Dulwich College Shanghai Puxi Junior School students recently participated in a very special Tech Expo, held at our Dulwich Beijing campus, to mark the launch of SE21.

SE21 is a new initiative for all students at Dulwich campuses – the “S” stands for STEAM (Science, Tech, Engineering, Art and Maths), the “E” for Entrepreneurship and the 21 for a 21st century educational agenda. It also happens to be the London postcode for our founding school, Dulwich College.

During their time together with fellow students from Beijing and other Dulwich international campuses, our Junior School students explored virtual reality, tested F1 Racing on Dulwich Beijing’s race track and collaborated creatively to design, create and advertise their own brands of all natural food products. Innovation and entrepreneurship was high on the agenda.

Dulwich’s Director of Quality Assurance, Mr Craig Davis asserts the extreme importance of STEAM in the Dulwich Curriculum:  

"Looking forward, we already know that business leaders are crying out for people who can transfer their skills and move between disciplines and while these can be delivered through STEAM project based learning and design thinking, there is also equal value in ensuring Arts activities are offered as part of the same agenda. STEAM aims to capture the elements of a student’s experience that link to the skills and dispositions that they will need beyond school and university. Students increasingly want practical experiences and projects that produce something, a shift from the head to the hand."
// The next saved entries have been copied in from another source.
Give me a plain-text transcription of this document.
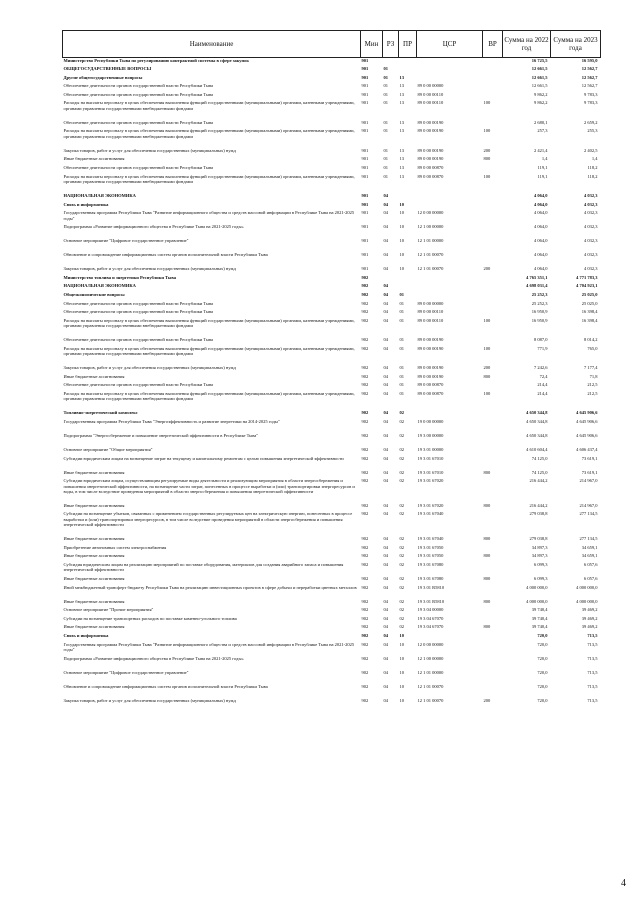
Наименование	Мин	РЗ	ПР	ЦСР	ВР	Сумма на 2022 год	Сумма на 2023 года
Министерство Республики Тыва по регулированию контрактной системы в сфере закупок	901					16 725,5	16 595,0
ОБЩЕГОСУДАРСТВЕННЫЕ ВОПРОСЫ	901	01				12 661,5	12 562,7
Другие общегосударственные вопросы	901	01	13			12 661,5	12 562,7
Обеспечение деятельности органов государственной власти Республики Тыва	901	01	13	89 0 00 00000		12 661,5	12 562,7
Обеспечение деятельности органов государственной власти Республики Тыва	901	01	13	89 0 00 00110		9 862,2	9 783,3
Расходы на выплаты персоналу в целях обеспечения выполнения функций государственными (муниципальными) органами, казенными учреждениями, органами управления государственными внебюджетными фондами	901	01	13	89 0 00 00110	100	9 862,2	9 783,3
Обеспечение деятельности органов государственной власти Республики Тыва	901	01	13	89 0 00 00190		2 680,1	2 659,2
Расходы на выплаты персоналу в целях обеспечения выполнения функций государственными (муниципальными) органами, казенными учреждениями, органами управления государственными внебюджетными фондами	901	01	13	89 0 00 00190	100	257,3	255,3
Закупка товаров, работ и услуг для обеспечения государственных (муниципальных) нужд	901	01	13	89 0 00 00190	200	2 421,4	2 402,5
Иные бюджетные ассигнования	901	01	13	89 0 00 00190	800	1,4	1,4
Обеспечение деятельности органов государственной власти Республики Тыва	901	01	13	89 0 00 00870		119,1	118,2
Расходы на выплаты персоналу в целях обеспечения выполнения функций государственными (муниципальными) органами, казенными учреждениями, органами управления государственными внебюджетными фондами	901	01	13	89 0 00 00870	100	119,1	118,2
НАЦИОНАЛЬНАЯ ЭКОНОМИКА	901	04				4 064,0	4 032,3
Связь и информатика	901	04	10			4 064,0	4 032,3
Государственная программа Республики Тыва "Развитие информационного общества и средств массовой информации в Республике Тыва на 2021-2025 годы"	901	04	10	12 0 00 00000		4 064,0	4 032,3
Подпрограмма «Развитие информационного общества в Республике Тыва на 2021-2025 годы»	901	04	10	12 1 00 00000		4 064,0	4 032,3
Основное мероприятие "Цифровое государственное управление"	901	04	10	12 1 01 00000		4 064,0	4 032,3
Обновление и сопровождение информационных систем органов исполнительной власти Республики Тыва	901	04	10	12 1 01 00070		4 064,0	4 032,3
Закупка товаров, работ и услуг для обеспечения государственных (муниципальных) нужд	901	04	10	12 1 01 00070	200	4 064,0	4 032,3
Министерство топлива и энергетики Республики Тыва	902					4 765 351,1	4 771 783,3
НАЦИОНАЛЬНАЯ ЭКОНОМИКА	902	04				4 698 031,4	4 704 923,1
Общеэкономические вопросы	902	04	01			25 252,3	25 025,0
Обеспечение деятельности органов государственной власти Республики Тыва	902	04	01	89 0 00 00000		25 252,3	25 025,0
Обеспечение деятельности органов государственной власти Республики Тыва	902	04	01	89 0 00 00110		16 950,9	16 398,4
Расходы на выплаты персоналу в целях обеспечения выполнения функций государственными (муниципальными) органами, казенными учреждениями, органами управления государственными внебюджетными фондами	902	04	01	89 0 00 00110	100	16 950,9	16 398,4
Обеспечение деятельности органов государственной власти Республики Тыва	902	04	01	89 0 00 00190		8 087,0	8 014,2
Расходы на выплаты персоналу в целях обеспечения выполнения функций государственными (муниципальными) органами, казенными учреждениями, органами управления государственными внебюджетными фондами	902	04	01	89 0 00 00190	100	771,9	765,0
Закупка товаров, работ и услуг для обеспечения государственных (муниципальных) нужд	902	04	01	89 0 00 00190	200	7 242,6	7 177,4
Иные бюджетные ассигнования	902	04	01	89 0 00 00190	800	72,4	71,8
Обеспечение деятельности органов государственной власти Республики Тыва	902	04	01	89 0 00 00870		214,4	212,5
Расходы на выплаты персоналу в целях обеспечения выполнения функций государственными (муниципальными) органами, казенными учреждениями, органами управления государственными внебюджетными фондами	902	04	01	89 0 00 00870	100	214,4	212,5
Топливно-энергетический комплекс	902	04	02			4 650 344,8	4 645 906,6
Государственная программа Республики Тыва "Энергоэффективность и развитие энергетики на 2014-2025 годы"	902	04	02	19 0 00 00000		4 650 344,8	4 645 906,6
Подпрограмма "Энергосбережение и повышение энергетической эффективности в Республике Тыва"	902	04	02	19 3 00 00000		4 650 344,8	4 645 906,6
Основное мероприятие "Общие мероприятия"	902	04	02	19 3 01 00000		4 610 604,4	4 606 437,4
Субсидии юридическим лицам на возмещение затрат на текущему и капитальному ремонтам с целью повышения энергетической эффективности	902	04	02	19 3 01 67010		74 125,0	73 619,1
Иные бюджетные ассигнования	902	04	02	19 3 01 67010	800	74 125,0	73 619,1
Субсидии юридическим лицам, осуществляющим регулируемые виды деятельности и реализующим мероприятия в области энергосбережения и повышения энергетической эффективности, на возмещение части затрат, понесенных в процессе выработки и (или) транспортировки энергоресурсов и воды, в том числе вследствие проведения мероприятий в области энергосбережения и повышения энергетической эффективности	902	04	02	19 3 01 67020		216 444,2	214 967,0
Иные бюджетные ассигнования	902	04	02	19 3 01 67020	800	216 444,2	214 967,0
Субсидии на возмещение убытков, связанных с применением государственных регулируемых цен на электрическую энергию, понесенных в процессе выработки и (или) транспортировки энергоресурсов, в том числе вследствие проведения мероприятий в области энергосбережения и повышения энергетической эффективности	902	04	02	19 3 01 67040		279 038,8	277 134,5
Иные бюджетные ассигнования	902	04	02	19 3 01 67040	800	279 038,8	277 134,5
Приобретение автономных систем электроснабжения	902	04	02	19 3 01 67050		34 897,3	34 659,1
Иные бюджетные ассигнования	902	04	02	19 3 01 67050	800	34 897,3	34 659,1
Субсидия юридическим лицам на реализацию мероприятий по поставке оборудования, материалов для создания аварийного запаса и повышения энергетической эффективности	902	04	02	19 3 01 67080		6 099,3	6 057,6
Иные бюджетные ассигнования	902	04	02	19 3 01 67080	800	6 099,3	6 057,6
Иной межбюджетный трансферт бюджету Республики Тыва на реализацию инвестиционных проектов в сфере добычи и переработки цветных металлов	902	04	02	19 3 01 R5810		4 000 000,0	4 000 000,0
Иные бюджетные ассигнования	902	04	02	19 3 01 R5810	800	4 000 000,0	4 000 000,0
Основное мероприятие "Прочие мероприятия"	902	04	02	19 3 04 00000		39 740,4	39 469,2
Субсидии на возмещение транспортных расходов по поставке каменно-угольного топлива	902	04	02	19 3 04 67070		39 740,4	39 469,2
Иные бюджетные ассигнования	902	04	02	19 3 04 67070	800	39 740,4	39 469,2
Связь и информатика	902	04	10			720,0	713,5
Государственная программа Республики Тыва "Развитие информационного общества и средств массовой информации в Республике Тыва на 2021-2025 годы"	902	04	10	12 0 00 00000		720,0	713,5
Подпрограмма «Развитие информационного общества в Республике Тыва на 2021-2025 годы»	902	04	10	12 1 00 00000		720,0	713,5
Основное мероприятие "Цифровое государственное управление"	902	04	10	12 1 01 00000		720,0	713,5
Обновление и сопровождение информационных систем органов исполнительной власти Республики Тыва	902	04	10	12 1 01 00070		720,0	713,5
Закупка товаров, работ и услуг для обеспечения государственных (муниципальных) нужд	902	04	10	12 1 01 00070	200	720,0	713,5
4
"STEAM is about interdisciplinary connections, collaboration and a stronger focus on the experiential - it’s also about developing student dispositions and skills rather than simply content and knowledge (though these are clearly still important). STEAM is a whole school agenda, not specific to any age. STEAM is an umbrella term for a number of different things that our students are already doing to develop these 21st Century skills. This not only ties into computer simulations, such as Minecraft, where primary school students build virtual realities, do basic coding and think through philosophy, but also to the Outdoor Learning programme in Early Years, and the design of those spaces."